His conclusion about the best way to deal with flooding was this:
A rational policy would aim to prevent the flood from gathering in the first place. It would address the problem, literally and metaphorically, upstream. A study in mid-Wales suggests that rainwater’s infiltration rate into the soil is 67 times higher under trees than under sheep pasture. Rain that percolates into the soil is released more slowly than rain that flashes over the surface. But Cumbria’s hills are almost entirely treeless, and taxpayers, through the subsidy regime, pay farmers to keep them that way.
Rivers that have been dredged and canalised to protect farmland rush the water instead into the nearest town.
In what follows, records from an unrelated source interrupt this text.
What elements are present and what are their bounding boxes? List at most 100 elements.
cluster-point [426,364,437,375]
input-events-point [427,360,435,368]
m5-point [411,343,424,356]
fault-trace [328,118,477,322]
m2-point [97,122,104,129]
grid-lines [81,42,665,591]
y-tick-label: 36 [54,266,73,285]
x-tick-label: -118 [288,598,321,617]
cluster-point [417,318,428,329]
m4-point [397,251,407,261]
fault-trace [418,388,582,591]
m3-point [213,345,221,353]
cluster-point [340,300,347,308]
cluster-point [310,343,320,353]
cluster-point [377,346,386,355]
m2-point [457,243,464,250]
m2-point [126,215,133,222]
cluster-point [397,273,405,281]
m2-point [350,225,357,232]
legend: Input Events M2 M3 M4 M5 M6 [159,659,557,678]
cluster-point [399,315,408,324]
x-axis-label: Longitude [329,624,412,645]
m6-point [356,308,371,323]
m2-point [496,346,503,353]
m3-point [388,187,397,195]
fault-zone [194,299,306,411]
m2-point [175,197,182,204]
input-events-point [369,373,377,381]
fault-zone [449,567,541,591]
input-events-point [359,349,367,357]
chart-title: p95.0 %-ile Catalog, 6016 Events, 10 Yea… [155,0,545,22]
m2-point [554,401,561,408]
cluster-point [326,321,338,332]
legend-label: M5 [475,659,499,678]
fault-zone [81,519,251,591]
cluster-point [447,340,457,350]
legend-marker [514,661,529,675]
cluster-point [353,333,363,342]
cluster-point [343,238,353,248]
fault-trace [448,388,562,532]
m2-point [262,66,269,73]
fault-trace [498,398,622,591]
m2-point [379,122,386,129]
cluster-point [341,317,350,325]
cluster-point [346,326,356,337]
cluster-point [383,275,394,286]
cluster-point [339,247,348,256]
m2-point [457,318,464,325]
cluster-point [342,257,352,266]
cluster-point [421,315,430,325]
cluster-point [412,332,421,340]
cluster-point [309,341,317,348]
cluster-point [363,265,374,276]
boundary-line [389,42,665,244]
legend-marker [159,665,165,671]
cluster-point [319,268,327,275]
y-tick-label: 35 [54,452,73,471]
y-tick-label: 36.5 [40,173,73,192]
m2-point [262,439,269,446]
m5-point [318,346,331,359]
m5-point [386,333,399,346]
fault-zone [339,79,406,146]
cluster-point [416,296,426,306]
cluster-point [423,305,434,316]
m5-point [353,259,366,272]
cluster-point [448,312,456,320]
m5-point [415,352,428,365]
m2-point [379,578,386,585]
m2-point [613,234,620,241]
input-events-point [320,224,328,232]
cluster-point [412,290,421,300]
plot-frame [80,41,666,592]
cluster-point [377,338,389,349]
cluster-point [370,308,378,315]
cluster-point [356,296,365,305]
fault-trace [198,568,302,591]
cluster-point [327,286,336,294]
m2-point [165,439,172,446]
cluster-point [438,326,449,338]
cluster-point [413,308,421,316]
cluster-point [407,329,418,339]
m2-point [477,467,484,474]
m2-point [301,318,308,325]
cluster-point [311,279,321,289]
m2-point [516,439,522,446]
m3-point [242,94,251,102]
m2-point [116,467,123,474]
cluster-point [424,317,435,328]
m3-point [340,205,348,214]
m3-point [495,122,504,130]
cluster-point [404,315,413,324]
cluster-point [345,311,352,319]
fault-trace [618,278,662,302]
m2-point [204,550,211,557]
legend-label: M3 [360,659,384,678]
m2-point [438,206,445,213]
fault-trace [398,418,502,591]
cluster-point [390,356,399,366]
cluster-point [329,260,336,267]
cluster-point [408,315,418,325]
Engineering works of this kind were removed a few years ago from the River Liza in Ennerdale. It was allowed to braid, meander and accumulate logs and stones. When the last great storm hit Cumbria, in 2009, the Liza remained clear and fordable the following day, while other rivers roared into furious spate. The Liza’s obstructions held the water back, filtered it and released it slowly. Had all the rivers of Cumbria been rewilded in this way, there might have been no floods, then or now.
So it will be a very sad day if these Kauri are felled for storm water purposes. Because if you want to find a durable solution to stormwater problems while at the same time improving your amenity and greening your neighbourhood then Kauris are part of the solution, not the problem.